In this example we have a fibration $W \rightarrow \mathbf P^3$ whose general fibre $F$ is an abelian surface. The key point is that there is a pseudo-isomorphism $X \dashrightarrow \mathbf W$ given by the inverse flip of 45 disjoint curves on another variety $X$, which is the blowup of $\mathbf P^5$ in a certain arrangement of 9 points.
So start with a very ample divisor $H$ on $X$ say. Then its proper transform $\widetilde{H}$ on $W$ will be movable, with stable base locus $Bs(\widetilde{H})$ consisting of exactly the indeterminacy locus of $W \dashrightarrow X$. This is a union of 45 copies of $\mathbf P^3$ on $W$, each of them a section of $W \rightarrow \mathbf P^3$. So the intersection of $Bs(\widetilde{H})$ with a general fibre $F$ consists of 45 points on $F$.
On the the other hand the restriction $\widetilde{H}_{|F}$ is an effective divisor on the abelian surface $F$, so it is semi-ample.
Now I missed one condition of the original question, namely that the base $Y$ should be a curve. So take $Y \subset \mathbf P^3$ to be a general line, and restrict the fibration $W \rightarrow \mathbf P^3$ to $Y$, to get a fibration $V \rightarrow Y$ say. Then taking the divisor $\widetilde{H}_{|V}$ the same argument as before will work.

Addendum: The examples above are (I think) correct, but I am kind of embarrasssed by how unnecessarily complicated they are. My compulsion to put the blowup of $\mathbf P^2$ in 9 points in every answer I write led me to overlook much simpler examples that fit the bill just as well. So let me add those in now. (And then I will leave this answer alone.)

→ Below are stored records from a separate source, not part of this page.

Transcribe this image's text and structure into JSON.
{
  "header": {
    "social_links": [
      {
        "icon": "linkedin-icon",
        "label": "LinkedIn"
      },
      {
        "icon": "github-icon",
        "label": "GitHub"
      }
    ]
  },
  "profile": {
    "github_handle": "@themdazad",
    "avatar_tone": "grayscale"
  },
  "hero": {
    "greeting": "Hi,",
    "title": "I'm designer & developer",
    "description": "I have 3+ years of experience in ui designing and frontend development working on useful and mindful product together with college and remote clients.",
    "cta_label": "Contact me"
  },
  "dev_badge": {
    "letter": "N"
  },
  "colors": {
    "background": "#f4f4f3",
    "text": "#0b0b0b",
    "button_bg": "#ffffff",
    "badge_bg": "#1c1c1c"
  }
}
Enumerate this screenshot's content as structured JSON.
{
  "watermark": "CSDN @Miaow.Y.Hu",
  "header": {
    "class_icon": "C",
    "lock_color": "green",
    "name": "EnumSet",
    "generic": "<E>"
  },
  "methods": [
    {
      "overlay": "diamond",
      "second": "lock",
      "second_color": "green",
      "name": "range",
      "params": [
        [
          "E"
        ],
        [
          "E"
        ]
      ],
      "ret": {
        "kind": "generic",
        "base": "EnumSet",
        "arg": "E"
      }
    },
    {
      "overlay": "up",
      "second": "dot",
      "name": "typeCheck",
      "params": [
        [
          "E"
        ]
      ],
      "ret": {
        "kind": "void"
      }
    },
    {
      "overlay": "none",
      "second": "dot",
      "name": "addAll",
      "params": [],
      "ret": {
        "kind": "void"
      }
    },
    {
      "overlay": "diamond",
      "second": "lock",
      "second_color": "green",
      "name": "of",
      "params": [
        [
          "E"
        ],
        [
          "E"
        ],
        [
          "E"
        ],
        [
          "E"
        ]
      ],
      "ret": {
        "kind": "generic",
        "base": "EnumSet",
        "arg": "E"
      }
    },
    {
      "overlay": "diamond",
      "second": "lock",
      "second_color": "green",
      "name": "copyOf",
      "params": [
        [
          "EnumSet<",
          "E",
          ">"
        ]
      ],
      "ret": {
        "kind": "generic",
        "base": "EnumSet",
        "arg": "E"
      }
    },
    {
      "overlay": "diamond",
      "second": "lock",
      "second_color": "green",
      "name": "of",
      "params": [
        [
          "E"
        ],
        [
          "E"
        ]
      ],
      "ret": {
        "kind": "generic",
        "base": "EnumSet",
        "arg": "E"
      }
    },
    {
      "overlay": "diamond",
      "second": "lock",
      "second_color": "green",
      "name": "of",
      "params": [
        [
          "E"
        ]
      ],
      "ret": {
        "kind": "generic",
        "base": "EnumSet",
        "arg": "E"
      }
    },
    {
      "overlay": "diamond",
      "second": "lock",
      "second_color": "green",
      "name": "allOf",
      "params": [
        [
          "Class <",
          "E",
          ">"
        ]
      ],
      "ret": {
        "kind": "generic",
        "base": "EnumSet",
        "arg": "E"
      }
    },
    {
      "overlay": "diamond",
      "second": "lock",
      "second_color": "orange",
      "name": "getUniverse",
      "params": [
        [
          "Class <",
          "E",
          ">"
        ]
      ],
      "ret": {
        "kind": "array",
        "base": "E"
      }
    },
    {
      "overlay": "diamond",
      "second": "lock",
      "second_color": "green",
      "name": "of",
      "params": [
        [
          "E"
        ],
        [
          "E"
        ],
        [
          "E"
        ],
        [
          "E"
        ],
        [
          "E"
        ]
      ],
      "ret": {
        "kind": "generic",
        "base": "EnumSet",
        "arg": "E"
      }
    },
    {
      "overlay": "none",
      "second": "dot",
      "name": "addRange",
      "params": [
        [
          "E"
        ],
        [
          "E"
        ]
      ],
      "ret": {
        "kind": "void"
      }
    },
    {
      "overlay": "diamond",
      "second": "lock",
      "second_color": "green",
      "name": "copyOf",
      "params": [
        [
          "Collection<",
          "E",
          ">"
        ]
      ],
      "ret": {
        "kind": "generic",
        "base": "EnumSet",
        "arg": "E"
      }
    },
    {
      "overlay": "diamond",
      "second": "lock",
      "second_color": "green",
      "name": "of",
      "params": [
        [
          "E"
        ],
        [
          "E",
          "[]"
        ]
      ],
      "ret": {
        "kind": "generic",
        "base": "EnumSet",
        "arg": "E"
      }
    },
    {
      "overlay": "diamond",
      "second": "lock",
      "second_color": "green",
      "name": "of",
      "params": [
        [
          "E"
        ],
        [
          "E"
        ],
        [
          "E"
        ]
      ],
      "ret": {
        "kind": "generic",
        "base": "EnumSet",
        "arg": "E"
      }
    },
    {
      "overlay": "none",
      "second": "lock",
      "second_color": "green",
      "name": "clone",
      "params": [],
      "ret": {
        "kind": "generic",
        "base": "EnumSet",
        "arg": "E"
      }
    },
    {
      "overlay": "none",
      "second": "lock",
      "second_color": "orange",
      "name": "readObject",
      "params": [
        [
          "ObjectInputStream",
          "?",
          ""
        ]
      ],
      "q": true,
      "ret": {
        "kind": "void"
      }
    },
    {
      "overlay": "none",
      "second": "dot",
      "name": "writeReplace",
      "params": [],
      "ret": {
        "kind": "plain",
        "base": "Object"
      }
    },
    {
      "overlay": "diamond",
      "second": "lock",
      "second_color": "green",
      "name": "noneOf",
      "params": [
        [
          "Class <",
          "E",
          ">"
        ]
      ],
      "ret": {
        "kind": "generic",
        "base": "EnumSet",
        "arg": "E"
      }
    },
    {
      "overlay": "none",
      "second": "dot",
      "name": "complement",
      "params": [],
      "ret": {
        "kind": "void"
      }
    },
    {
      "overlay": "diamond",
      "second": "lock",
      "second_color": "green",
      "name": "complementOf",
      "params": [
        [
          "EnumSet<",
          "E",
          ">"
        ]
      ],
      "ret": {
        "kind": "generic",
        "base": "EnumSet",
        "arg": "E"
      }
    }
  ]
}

For the first version, now let $X$ just be $\mathbf P^2$ blown up in a single point, and $f:X \rightarrow \mathbf P^1$ the projective bundle map. Again let $D$ be the exceptional divisor of $X \rightarrow \mathbf P^2$. Then everything in the previous answer works the same way. In this case the fibre $F$ is $\mathbf P^1$, so $D_{|F}$ is already basepoint-free, even very ample.
For the second version, where the stable base locus of $D$ is meant to have codimension 2, we can take $X$ to be the projective bundle
$$X = \mathbf P_{\mathbf P^1} \left( O \oplus O(-1) \oplus O(-1) \right) $$
and our morphism is again the bundle map $X \rightarrow \mathbf P^1$.
The point is that $X$ is a compactification of the total space of the bundle $O(-1)\oplus O(-1)$ on $\mathbf P^1$. So it contains a curve $C$ which is a copy of $\mathbf P^1$ with normal bundle $O(-1) \oplus O(-1)$. I claim this curve can be flopped to give a pseudoisomorphism $X \dashrightarrow W$, and taking a very ample divisor on $W$ and its proper transform on $X$ we again get a divisor class $D$ on $X$ whose base locus is precisely $C$, but whose restriction to any fibre $F \cong \mathbf P^2$ is basepoint-free, even very ample.
These examples have the virtue of being much simpler than the first set, but also showing that this behaviour is probably very common --- you don't need special conditions like having a fibration with fibres which are abelian varieties, for example.